Regarding HDMI, DVI-D, bit rates, and VGA:
HDMI and DVI-D support EXACTLY the same data rates. They both come in either single-channel (3 diff-signal pairs clocked at up to 165 MHz with 10x data rate), or dual-channel (6 diff-signal pairs clocked at an uncapped frequency with 10x data rate). Each diff-signal pair sends 10 code bits (=8 data bits) per clock. So a full-spec single-channel DVI or HDMI cable is capable of transmitting up to 3 x 8 bits x 165Mbits / second, which translates to 165M 24-bit pixels per second. 1080p is ~ 2M pixels * 60 /s = 120 M 24-bit pixels per second. This is why you don't need a dual-channel cable unless you go higher-res than 1080p, such as the Dell 30" ultrasharp, or have long (horizontal and/or vertical) retrace intervals, such as you might have with a CRT running 1080p. That retrace time might reduce the available time for picture bit delivery to below what is possible at 165 MHz. Why does a CRT have a higher retrace interval? Because it takes time for the CRT to change the voltage on the beam-steering plates from positive to negative (or vice versa). LCDs don't have to steer electron beams, so they don't have this hardware limitation. They do have memory bandwidth limitations for the screen buffer, however. And if a signal is sent in analog, they also have limitations on their A/D converters. Not to mention image-scaling calculations, noise reduction, etc. All of those factors reduce the rate at which an LCD is able to accept new frames of video.
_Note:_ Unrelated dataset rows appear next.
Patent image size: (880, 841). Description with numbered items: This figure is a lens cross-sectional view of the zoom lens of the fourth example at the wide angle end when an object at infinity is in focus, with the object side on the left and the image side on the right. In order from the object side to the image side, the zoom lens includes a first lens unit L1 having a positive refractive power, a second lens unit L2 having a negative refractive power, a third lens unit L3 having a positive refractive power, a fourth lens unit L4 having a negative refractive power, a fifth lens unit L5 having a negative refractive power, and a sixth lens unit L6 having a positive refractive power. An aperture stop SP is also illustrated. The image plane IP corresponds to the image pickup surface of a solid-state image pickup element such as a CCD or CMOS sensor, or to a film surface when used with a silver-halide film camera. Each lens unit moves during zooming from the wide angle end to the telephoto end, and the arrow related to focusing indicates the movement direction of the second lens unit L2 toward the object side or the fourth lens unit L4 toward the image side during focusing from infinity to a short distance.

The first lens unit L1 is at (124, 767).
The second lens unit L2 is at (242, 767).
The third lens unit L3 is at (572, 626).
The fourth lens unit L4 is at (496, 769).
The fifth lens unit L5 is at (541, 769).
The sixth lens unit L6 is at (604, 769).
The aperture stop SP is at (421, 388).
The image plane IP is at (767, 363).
DVI-D and HDMI use identical 10-bit codes, voltage levels, timing and signaling. The key differences are physical (the connectors look different) and that HDMI transmits audio during the "retrace" intervals, which are just margins on the left/right and top/bottom of the pictures being transmitted. DVI doesn't do / support that.
In addition to digital, DVI-I and DVI-A support analog (standard VGA) signalling using essentially the same form factor as DVI-D, with slightly more / different pins and conductor architecture. Something to be aware of when you connect a DVI-? monitor to a DVI-? card using a DVI-? cable - it's worth confirming that your signal is staying in the digital domain so that you're not introducing D/A and A/D distortions or analog-domain signal noise.